CAPEC-147: XML Ping of the Death
An attacker initiates a resource depletion attack where a large number of small XML messages are delivered at a sufficiently rapid rate to cause a denial of service or crash of the target. Transactions such as repetitive SOAP transactions can deplete resources faster than a simple flooding attack because of the additional resources used by the SOAP protocol and the resources necessary to process SOAP messages. The transactions used are immaterial as long as they cause resource utilization on the target. In other words, this is a normal flooding attack augmented by using messages that will require extra processing on the target.

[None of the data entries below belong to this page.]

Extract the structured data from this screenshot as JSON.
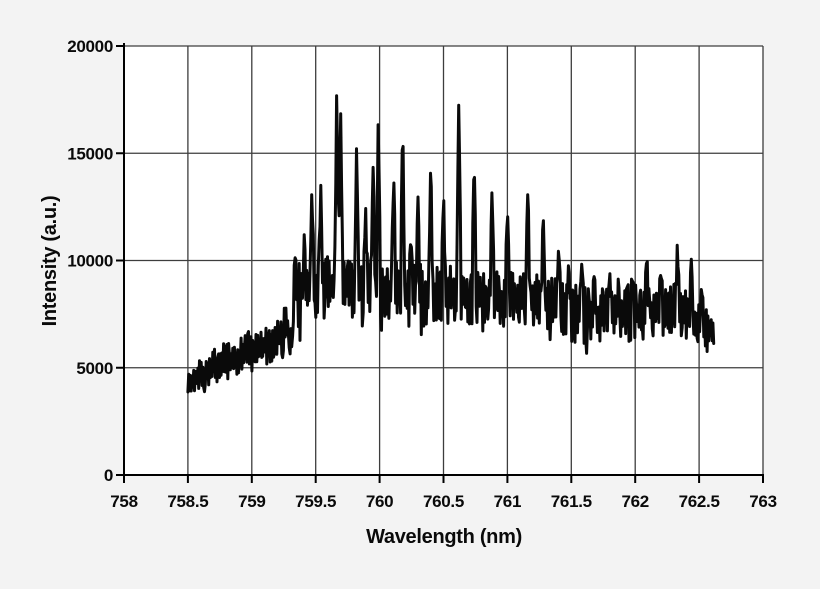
{
  "chart_data": {
    "type": "line",
    "title": "",
    "xlabel": "Wavelength (nm)",
    "ylabel": "Intensity (a.u.)",
    "xlim": [
      758,
      763
    ],
    "ylim": [
      0,
      20000
    ],
    "xticks": [
      758,
      758.5,
      759,
      759.5,
      760,
      760.5,
      761,
      761.5,
      762,
      762.5,
      763
    ],
    "xtick_labels": [
      "758",
      "758.5",
      "759",
      "759.5",
      "760",
      "760.5",
      "761",
      "761.5",
      "762",
      "762.5",
      "763"
    ],
    "yticks": [
      0,
      5000,
      10000,
      15000,
      20000
    ],
    "ytick_labels": [
      "0",
      "5000",
      "10000",
      "15000",
      "20000"
    ],
    "grid": true,
    "legend": "none",
    "series_count": 1,
    "x_start": 758.5,
    "x_end": 762.62,
    "sample_step": 0.0065,
    "noise_seed": 11,
    "peak_width_nm": 0.015,
    "envelope": [
      [
        758.5,
        3700,
        4700
      ],
      [
        758.6,
        4000,
        5500
      ],
      [
        758.75,
        4400,
        6100
      ],
      [
        758.9,
        4600,
        6400
      ],
      [
        759.0,
        4800,
        6800
      ],
      [
        759.1,
        5100,
        7000
      ],
      [
        759.2,
        5400,
        7400
      ],
      [
        759.28,
        5800,
        8000
      ],
      [
        759.35,
        6600,
        9800
      ],
      [
        759.45,
        7200,
        10300
      ],
      [
        759.6,
        7200,
        10300
      ],
      [
        759.8,
        7300,
        10100
      ],
      [
        760.0,
        7100,
        10000
      ],
      [
        760.2,
        6900,
        9900
      ],
      [
        760.4,
        7000,
        9800
      ],
      [
        760.6,
        7100,
        9900
      ],
      [
        760.8,
        7000,
        9600
      ],
      [
        761.0,
        6900,
        9500
      ],
      [
        761.2,
        6900,
        9400
      ],
      [
        761.35,
        6700,
        9200
      ],
      [
        761.5,
        6200,
        9000
      ],
      [
        761.65,
        6100,
        8800
      ],
      [
        761.8,
        6200,
        8800
      ],
      [
        762.0,
        6200,
        8900
      ],
      [
        762.15,
        6400,
        9000
      ],
      [
        762.3,
        6400,
        8900
      ],
      [
        762.45,
        6200,
        8500
      ],
      [
        762.55,
        6000,
        7800
      ],
      [
        762.62,
        6100,
        7300
      ]
    ],
    "peaks": [
      [
        759.34,
        10400
      ],
      [
        759.41,
        11200
      ],
      [
        759.47,
        13300
      ],
      [
        759.54,
        13500
      ],
      [
        759.665,
        18350
      ],
      [
        759.695,
        17200
      ],
      [
        759.82,
        15350
      ],
      [
        759.89,
        12600
      ],
      [
        759.95,
        14500
      ],
      [
        759.99,
        16850
      ],
      [
        760.11,
        14250
      ],
      [
        760.18,
        16600
      ],
      [
        760.245,
        11500
      ],
      [
        760.3,
        13100
      ],
      [
        760.4,
        14750
      ],
      [
        760.5,
        13200
      ],
      [
        760.62,
        17800
      ],
      [
        760.74,
        14850
      ],
      [
        760.88,
        13450
      ],
      [
        761.0,
        12750
      ],
      [
        761.16,
        13500
      ],
      [
        761.28,
        12250
      ],
      [
        761.4,
        10600
      ],
      [
        761.48,
        9900
      ],
      [
        761.58,
        9900
      ],
      [
        761.68,
        9500
      ],
      [
        761.8,
        9500
      ],
      [
        761.87,
        9250
      ],
      [
        761.98,
        9450
      ],
      [
        762.09,
        10300
      ],
      [
        762.2,
        9500
      ],
      [
        762.33,
        10900
      ],
      [
        762.44,
        10150
      ],
      [
        762.52,
        8800
      ]
    ]
  },
  "colors": {
    "page_background": "#f3f3f3",
    "plot_background": "#ffffff",
    "gridline": "#3d3d3d",
    "axis": "#000000",
    "trace": "#0a0a0a",
    "text": "#0a0a0a"
  }
}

CAPEC-227: Sustained Client Engagement
An adversary attempts to deny legitimate users access to a resource by continually engaging a specific resource in an attempt to keep the resource tied up as long as possible. The adversary's primary goal is not to crash or flood the target, which would alert defenders; rather it is to repeatedly perform actions or abuse algorithmic flaws such that a given resource is tied up and not available to a legitimate user. By carefully crafting a requests that keep the resource engaged through what is seemingly benign requests, legitimate users are limited or completely denied access to the resource.
CAPEC-492: Regular Expression Exponential Blowup
An adversary may execute an attack on a program that uses a poor Regular Expression(Regex) implementation by choosing input that results in an extreme situation for the Regex. A typical extreme situation operates at exponential time compared to the input size. This is due to most implementations using a Nondeterministic Finite Automaton(NFA) state machine to be built by the Regex algorithm since NFA allows backtracking and thus more complex regular expressions.